A crise da COVID-19 está revelando uma contradição básica no núcleo do capitalismo. Por um lado, aprendemos que o vírus é um produto de nosso sistema agrícola capitalista. Como Rob Wallace e seus coautores argumentam, as condições para transmissão do vírus estão enraizadas em nossa propensão a cortar as florestas densas – elas geralmente são reservatórios de vírus – e substituí-las por ecologias de plantação homogênea como palmeiras ou pastos com uma única espécie de animal vivendo abarrotada.
Segundo eles:
a totalidade da linha de produção é organizada ao redor de práticas que aceleram a evolução de virulência patógenas e a subsequente transmissão. Monoculturas genéticas em crescimento – de animais e plantas com genomas praticamente idênticos – removem a as fortalezas de imunidade que em populações mais diversas diminuem a taxa de transmissão.
Por exemplo, o surto de influenza aviária e suína de anos passados tem sua origem no confinamento dos criadouros de engorda. A COVID-19 aparentemente emergiu em um mercado de rua que combinou todo tipo de mercadorias naturais de animais exóticos, como cobras, a víveres domesticados, como porquinhos. Pôr em interação múltiplas espécies, em um espaço pequeno, com multidões de vendedores e compradores humanos é uma excelente plataforma para a transmissão de um vírus.
Como um intelectual disse, “nós cortamos as árvores; nós matamos os animais ou os colocamos em gaiolas e os enviamos para os mercados. Nós desequilibramos ecossistemas e nós atiçamos os vírus a abandonarem seus hospedeiros naturais. Quando isso acontece, eles precisam de novos. Geralmente, nós seremos os hospedeiros”.
Por outro lado, para milhões de trabalhadores ao redor do mundo, uma realidade ecológica brutal do capitalismo se auto afirma: para viver, dependemos de dinheiro para acessar aquelas mesmas cadeias de suprimentos agrícolas. Milhões de trabalhadores vivendo apenas de seus salários mínimos veem seus empregos ou rendas serem cortados, forçando as famílias a decidir se devem pagar o aluguel ou comprar comida.
Para aquelas pessoas da classe trabalhadora que ainda possuem renda, a experiência da epidemia tem sido de um ritmo nervoso entre idas aos corredores de supermercados, lutando por papel higiênico e encontrando séries de prateleiras vazias. Especialistas em cadeias de produção de supermercados declaram que “existe comida suficiente no mundo”, mas é claro que a sincronia imediata das cadeias de produção capitalistas é mal equipada para servir a todas as necessidades da sociedade em uma pandemia global.
As cadeias de abastecimento usam algoritmos estatísticos para reafirmar a demanda dos consumidores de forma a sintonizar as redes logísticas e de produção.

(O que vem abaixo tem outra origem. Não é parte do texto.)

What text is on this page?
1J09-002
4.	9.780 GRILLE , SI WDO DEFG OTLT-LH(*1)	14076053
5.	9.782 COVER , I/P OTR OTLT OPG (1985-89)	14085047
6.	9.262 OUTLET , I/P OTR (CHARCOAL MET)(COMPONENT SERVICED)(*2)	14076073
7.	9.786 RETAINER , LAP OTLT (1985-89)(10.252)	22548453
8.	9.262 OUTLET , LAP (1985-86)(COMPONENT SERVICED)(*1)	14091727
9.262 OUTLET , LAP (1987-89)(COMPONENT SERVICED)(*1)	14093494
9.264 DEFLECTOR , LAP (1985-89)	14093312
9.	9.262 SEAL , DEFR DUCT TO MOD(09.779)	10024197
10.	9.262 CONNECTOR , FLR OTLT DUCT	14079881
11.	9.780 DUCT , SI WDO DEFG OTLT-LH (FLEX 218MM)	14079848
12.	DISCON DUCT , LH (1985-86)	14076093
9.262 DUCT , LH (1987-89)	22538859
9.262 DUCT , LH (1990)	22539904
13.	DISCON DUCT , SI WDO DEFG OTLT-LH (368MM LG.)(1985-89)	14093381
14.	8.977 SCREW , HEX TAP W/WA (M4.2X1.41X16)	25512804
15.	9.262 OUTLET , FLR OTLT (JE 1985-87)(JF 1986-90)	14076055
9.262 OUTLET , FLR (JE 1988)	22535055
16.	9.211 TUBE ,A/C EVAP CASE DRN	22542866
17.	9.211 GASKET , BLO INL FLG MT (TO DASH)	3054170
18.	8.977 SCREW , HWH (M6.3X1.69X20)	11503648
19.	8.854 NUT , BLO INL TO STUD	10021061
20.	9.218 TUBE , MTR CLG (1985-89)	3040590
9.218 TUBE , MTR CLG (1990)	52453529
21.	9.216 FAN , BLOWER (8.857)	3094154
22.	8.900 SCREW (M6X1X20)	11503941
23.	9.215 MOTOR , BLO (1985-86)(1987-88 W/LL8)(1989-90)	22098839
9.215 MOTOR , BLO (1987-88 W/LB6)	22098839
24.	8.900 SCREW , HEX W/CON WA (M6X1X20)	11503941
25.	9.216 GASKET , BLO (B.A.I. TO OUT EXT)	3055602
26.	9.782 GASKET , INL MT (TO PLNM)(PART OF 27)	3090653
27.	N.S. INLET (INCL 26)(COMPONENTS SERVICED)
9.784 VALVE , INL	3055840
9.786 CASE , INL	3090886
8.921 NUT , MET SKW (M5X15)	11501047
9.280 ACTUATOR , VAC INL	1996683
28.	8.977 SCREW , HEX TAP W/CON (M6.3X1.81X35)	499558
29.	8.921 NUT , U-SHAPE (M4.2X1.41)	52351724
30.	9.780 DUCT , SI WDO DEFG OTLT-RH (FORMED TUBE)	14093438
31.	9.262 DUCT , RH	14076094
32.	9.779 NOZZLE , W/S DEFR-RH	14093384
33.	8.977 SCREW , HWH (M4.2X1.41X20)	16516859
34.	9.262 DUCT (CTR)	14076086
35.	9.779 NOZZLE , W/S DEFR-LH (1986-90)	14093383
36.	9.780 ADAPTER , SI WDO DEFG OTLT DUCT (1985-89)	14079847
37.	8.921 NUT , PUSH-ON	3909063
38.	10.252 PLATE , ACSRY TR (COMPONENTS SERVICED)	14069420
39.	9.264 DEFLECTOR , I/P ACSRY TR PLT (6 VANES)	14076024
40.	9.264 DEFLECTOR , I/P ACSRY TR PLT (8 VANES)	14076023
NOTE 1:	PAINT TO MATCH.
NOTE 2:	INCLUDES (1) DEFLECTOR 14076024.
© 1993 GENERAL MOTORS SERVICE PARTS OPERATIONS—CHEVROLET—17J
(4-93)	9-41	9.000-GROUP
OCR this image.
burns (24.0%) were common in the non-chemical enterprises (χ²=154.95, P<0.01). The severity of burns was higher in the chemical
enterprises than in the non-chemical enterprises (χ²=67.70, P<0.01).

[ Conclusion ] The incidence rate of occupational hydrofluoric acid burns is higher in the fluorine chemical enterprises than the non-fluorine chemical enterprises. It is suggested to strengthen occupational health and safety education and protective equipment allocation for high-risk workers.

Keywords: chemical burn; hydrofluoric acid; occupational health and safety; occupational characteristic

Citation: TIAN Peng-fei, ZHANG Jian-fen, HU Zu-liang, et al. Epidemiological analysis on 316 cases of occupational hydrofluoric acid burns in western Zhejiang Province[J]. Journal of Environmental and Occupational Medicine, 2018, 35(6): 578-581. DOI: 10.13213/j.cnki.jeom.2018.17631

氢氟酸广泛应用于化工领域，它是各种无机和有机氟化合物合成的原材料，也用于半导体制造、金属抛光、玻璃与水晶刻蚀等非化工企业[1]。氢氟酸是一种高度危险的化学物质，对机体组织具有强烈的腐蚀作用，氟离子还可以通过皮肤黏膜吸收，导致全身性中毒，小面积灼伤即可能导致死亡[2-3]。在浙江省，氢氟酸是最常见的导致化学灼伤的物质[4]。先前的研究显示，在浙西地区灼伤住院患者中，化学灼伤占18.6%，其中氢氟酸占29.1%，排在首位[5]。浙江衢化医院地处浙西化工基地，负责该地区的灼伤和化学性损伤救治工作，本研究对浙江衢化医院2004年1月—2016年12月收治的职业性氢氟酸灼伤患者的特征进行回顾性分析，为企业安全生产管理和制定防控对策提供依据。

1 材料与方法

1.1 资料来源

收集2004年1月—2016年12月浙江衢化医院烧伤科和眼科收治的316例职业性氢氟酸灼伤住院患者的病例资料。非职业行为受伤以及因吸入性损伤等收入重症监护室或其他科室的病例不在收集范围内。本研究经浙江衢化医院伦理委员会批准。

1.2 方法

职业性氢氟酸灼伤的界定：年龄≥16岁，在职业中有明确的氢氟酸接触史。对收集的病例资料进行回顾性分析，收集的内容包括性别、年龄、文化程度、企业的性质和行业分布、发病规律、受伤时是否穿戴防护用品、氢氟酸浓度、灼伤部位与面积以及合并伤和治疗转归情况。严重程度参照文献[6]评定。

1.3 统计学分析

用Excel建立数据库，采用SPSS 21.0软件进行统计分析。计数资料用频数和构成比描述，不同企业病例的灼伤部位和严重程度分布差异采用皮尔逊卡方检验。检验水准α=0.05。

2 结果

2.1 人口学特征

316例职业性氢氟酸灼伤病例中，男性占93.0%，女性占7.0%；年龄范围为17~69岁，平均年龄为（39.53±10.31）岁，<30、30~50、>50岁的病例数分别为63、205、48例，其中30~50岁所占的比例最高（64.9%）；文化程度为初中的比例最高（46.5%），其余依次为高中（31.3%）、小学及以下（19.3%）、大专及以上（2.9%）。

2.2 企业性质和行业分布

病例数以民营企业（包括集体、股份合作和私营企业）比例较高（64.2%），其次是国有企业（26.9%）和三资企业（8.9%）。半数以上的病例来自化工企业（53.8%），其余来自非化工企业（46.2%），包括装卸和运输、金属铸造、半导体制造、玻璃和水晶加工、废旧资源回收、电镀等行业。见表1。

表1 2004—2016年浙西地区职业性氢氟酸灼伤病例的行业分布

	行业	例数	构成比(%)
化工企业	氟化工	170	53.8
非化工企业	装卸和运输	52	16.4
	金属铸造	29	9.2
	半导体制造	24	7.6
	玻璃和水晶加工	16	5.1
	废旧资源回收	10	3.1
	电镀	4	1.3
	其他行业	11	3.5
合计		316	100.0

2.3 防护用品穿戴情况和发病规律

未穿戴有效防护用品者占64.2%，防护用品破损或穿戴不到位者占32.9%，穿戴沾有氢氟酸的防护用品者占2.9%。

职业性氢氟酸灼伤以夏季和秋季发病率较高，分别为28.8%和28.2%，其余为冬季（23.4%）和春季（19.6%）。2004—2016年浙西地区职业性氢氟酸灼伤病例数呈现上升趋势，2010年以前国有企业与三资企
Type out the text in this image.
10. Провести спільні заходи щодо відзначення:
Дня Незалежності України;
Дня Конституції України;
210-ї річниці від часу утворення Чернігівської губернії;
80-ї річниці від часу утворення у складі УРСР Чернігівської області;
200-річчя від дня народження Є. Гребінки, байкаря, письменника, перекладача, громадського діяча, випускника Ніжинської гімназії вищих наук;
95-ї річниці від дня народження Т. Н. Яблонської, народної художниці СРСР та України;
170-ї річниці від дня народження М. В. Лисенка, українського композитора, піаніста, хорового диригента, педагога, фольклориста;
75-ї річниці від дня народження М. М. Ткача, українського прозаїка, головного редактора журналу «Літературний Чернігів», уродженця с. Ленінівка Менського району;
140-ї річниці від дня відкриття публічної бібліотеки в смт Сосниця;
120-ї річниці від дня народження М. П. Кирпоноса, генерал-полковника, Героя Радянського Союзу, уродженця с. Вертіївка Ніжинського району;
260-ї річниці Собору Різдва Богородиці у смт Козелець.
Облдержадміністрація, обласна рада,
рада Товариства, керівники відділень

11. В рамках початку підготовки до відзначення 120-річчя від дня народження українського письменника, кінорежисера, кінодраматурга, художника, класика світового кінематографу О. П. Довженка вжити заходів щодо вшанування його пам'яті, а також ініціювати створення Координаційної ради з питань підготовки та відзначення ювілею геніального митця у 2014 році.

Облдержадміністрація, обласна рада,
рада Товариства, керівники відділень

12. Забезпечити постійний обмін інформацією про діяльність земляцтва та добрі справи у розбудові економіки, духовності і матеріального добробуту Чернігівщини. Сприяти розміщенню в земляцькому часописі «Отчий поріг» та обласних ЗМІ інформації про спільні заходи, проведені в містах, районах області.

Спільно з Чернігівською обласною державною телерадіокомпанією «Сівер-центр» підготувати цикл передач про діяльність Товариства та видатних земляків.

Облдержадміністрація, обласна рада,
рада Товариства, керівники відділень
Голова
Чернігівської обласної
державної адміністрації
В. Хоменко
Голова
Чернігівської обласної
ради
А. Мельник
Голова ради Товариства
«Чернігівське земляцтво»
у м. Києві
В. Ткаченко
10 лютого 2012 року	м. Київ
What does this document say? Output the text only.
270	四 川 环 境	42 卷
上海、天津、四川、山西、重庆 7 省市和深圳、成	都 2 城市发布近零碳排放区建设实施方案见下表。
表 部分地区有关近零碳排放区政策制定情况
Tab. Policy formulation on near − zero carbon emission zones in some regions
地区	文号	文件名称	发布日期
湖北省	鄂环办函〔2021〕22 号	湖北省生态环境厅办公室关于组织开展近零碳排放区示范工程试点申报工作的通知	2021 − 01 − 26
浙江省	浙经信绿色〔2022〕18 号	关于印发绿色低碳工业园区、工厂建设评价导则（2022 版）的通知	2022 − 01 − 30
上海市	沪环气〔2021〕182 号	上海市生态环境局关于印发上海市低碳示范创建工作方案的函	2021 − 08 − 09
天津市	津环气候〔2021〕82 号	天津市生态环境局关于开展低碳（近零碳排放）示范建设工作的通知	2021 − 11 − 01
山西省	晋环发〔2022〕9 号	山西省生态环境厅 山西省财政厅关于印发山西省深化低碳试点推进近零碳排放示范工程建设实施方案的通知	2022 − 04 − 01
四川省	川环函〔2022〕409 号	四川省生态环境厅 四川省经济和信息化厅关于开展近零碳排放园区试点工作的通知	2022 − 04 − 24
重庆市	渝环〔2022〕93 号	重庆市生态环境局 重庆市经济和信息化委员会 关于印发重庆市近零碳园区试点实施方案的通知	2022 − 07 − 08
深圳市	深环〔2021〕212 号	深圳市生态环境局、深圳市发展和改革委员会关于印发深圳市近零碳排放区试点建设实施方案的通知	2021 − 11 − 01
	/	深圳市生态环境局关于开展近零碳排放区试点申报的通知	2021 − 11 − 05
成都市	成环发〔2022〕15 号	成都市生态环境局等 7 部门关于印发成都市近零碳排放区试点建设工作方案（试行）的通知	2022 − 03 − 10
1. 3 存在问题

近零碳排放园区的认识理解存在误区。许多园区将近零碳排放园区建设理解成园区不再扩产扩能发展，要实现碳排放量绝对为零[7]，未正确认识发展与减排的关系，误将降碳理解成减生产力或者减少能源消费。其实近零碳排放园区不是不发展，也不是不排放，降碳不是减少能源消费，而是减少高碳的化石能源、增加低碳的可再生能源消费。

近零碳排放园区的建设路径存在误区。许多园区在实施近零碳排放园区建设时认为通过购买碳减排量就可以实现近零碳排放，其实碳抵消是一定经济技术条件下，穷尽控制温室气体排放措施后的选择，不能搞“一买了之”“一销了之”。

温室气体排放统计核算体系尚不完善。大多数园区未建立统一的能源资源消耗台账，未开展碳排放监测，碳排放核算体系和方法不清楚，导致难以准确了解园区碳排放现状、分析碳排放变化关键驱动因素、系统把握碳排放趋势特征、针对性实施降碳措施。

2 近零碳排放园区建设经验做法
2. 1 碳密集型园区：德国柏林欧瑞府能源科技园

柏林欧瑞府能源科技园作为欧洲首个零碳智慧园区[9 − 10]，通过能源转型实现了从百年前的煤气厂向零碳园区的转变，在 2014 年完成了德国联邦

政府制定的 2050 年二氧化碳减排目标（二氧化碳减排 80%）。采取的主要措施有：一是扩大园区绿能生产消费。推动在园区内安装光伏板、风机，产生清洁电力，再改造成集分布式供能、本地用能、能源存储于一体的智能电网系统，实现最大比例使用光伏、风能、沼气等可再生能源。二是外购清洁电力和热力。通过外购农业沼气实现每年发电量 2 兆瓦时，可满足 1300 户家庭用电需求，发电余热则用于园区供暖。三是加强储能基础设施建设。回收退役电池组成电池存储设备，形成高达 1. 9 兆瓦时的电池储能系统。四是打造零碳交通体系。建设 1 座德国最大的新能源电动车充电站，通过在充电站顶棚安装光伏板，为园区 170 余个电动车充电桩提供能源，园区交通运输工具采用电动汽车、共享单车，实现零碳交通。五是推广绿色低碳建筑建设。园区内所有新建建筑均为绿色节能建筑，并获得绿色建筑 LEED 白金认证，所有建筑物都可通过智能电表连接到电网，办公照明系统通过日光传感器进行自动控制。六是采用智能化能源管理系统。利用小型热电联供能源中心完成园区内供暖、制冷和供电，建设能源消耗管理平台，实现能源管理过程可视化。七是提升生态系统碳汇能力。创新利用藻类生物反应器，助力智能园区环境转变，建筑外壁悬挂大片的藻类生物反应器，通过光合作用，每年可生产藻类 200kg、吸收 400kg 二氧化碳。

Esses sistemas são concebidos de forma a poupar gastos das corporações varejistas com custos de inventário (armazenamento), mas elas facilmente falham quando a demanda dispara inesperadamente ou quando a cadeia de abastecimento é “perturbada”.
Agora, a violência do mercado está se impondo através da elevação abrupta do preço de alimentos básicos. As comunidades estão ficando famintas a medida em que os estoques de itens básicos se esgotam, agricultores deixam vegetais frescos apodrecerem nos campos e os produtores de leite jogam leite no ralo por causa da queda dos preços e falta de demanda. É demais para o gracioso e resiliente mercado, supostamente o sistema mais eficiente em alocar recursos.
O sistema agroalimentar é claramente irracional. A demanda socialista que pode nos levar a um sistema alimentar baseado em necessidades sociais e ecológicas deveria soar familiar: comida para todos.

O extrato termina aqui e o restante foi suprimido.